Noise Cancellation in C++ and Rust: Phase 6 — Continuous Stream Pipeline

April 29, 2026 · Luciano Muratore

The Problem with Phase 5

Phase 5 delivered something significant — three ONNX models orchestrated correctly, real noise suppression working, voice clearly audible through the headphones. But listening carefully revealed two persistent problems.

The first was a recurring glitch. Every 35 milliseconds, at each chunk boundary, there was a brief shshshsh artifact — a discontinuity in the audio that made continuous speech sound fragmented. Say a long vowel like “aaaaaaa” and you could hear it chopped into pieces.

The second was voice loss. Speaking a full sentence, only about 85% of it came through. The rest was silence. Fast speech was particularly affected — syllables would simply disappear.

Both problems had the same root cause.


Why Per-Chunk Processing Breaks

The Phase 5 architecture processed each incoming chunk independently:

chunk in (1536 samples @ 44100 Hz)

    ▼ resample → ~1672 samples @ 48000 Hz

    ▼ split into 480-sample hops (3 complete hops = 1440 samples)

    ▼ process each hop

    ▼ resample output back → ~1307 samples @ 44100 Hz

    ▼ pad with zeros to 1536 samples

chunk out

The mathematics are against this approach. Upsampling 1536 samples from 44100 Hz to 48000 Hz produces approximately 1672 samples. Dividing by the hop size of 480 gives 3.48 — not a whole number. Only 3 complete hops can be processed. The remaining 232 samples are discarded, and the output is padded with zeros to reach the required 1536 samples. That padding is silence, and it accounts for the 15% voice loss.

The chunk boundary glitch has a different but related cause. The STFT inside DFState maintains internal overlap-add buffers between frames. These buffers carry state from one frame to the next — they are what makes the windowed FFT produce a continuous output rather than blocky segments.
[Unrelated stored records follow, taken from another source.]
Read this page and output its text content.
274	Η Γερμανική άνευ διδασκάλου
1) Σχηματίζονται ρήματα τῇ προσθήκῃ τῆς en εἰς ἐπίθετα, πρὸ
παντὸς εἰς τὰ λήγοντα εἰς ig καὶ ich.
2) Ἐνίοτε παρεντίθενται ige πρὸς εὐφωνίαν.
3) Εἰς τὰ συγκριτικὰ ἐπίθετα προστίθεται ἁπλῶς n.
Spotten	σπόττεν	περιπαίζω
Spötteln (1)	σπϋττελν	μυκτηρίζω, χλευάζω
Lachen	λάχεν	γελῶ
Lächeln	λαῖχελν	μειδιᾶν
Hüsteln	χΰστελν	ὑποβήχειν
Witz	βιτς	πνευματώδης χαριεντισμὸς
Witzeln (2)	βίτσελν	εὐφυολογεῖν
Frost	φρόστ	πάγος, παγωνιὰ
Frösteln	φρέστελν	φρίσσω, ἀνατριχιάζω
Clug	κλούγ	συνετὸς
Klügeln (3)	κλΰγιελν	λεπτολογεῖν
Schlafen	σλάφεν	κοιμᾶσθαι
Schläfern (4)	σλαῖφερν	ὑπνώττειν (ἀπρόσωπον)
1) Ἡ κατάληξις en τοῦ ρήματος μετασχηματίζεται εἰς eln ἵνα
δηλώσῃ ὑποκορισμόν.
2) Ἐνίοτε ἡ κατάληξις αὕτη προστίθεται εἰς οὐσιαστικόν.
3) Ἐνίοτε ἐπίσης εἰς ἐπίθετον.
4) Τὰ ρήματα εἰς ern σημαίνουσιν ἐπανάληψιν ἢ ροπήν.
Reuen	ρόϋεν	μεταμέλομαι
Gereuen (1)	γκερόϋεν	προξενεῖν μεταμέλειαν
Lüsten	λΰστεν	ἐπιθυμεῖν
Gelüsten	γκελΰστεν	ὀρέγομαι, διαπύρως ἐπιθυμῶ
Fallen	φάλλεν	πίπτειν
When Phase 5 restarted the processing loop for each new chunk, these buffers were effectively reset, creating a discontinuity at every boundary.


The Ring Buffer Solution

Phase 6 replaces the per-chunk approach with four continuous buffers that persist across the entire session:

ZeroMQ PULL
    │ 1536 samples @ 44100 Hz

[proc_buf_48] ← upsampled samples accumulate here continuously
    │ drain 480 at a time

process_frame() — enc → erb_dec → df_dec → ISTFT
    │ 480 enhanced samples @ 48000 Hz

[output_buf_44] ← downsampled samples accumulate here
    │ drain 1536 when ready

ZeroMQ PUSH

The key principle is that nothing resets between chunks. The upsampler runs continuously, feeding proc_buf_48. The processing loop drains complete 480-sample hops from proc_buf_48 whenever they are available. The output goes through the downsampler continuously into output_buf_44. When output_buf_44 has accumulated 1536 samples, they are drained and sent back to the C++ engine.

The leftover samples from one chunk — the 232 that Phase 5 discarded — now simply remain in proc_buf_48 and are processed at the start of the next chunk. Nothing is ever thrown away. Nothing is ever padded with zeros.

The STFT buffers inside DFState flow naturally from one frame to the next because the processing never stops between chunks. The boundary no longer exists from the DSP’s perspective.


Implementation

The core of Phase 6 is the push_chunk method on StreamProcessor:

fn push_chunk(&mut self, input: &[f32]) -> Result<Option<Vec<f32>>> {
    // Upsample 44100 → 48000 continuously
    let up_out = self.up.process(&[input.to_vec()], None)?;
    self.proc_buf_48.extend_from_slice(&up_out[0]);

    // Process all complete 480-sample hops
    while self.proc_buf_48.len() >= HOP_SIZE {
        let hop: Vec<f32> = self.proc_buf_48.drain(..HOP_SIZE).collect();
        let enhanced = self.process_frame(&hop)?;
        let down_out = self.down.process(&[enhanced], None)?;
        self.output_buf_44.extend_from_slice(&down_out[0]);
    }

    // Return exactly FRAMES_44 samples when ready
    if self.output_buf_44.len() >= FRAMES_44 {
        let out: Vec<f32> = self.output_buf_44.drain(..FRAMES_44).collect();
        Ok(Some(out))
    } else {
        Ok(Some(vec![0.0f32; FRAMES_44]))
    }
}

The resamplers (self.up and self.down) are created once at startup and never recreated. The DFState inside process_frame is the same instance across the entire session. Both carry their internal state continuously without interruption.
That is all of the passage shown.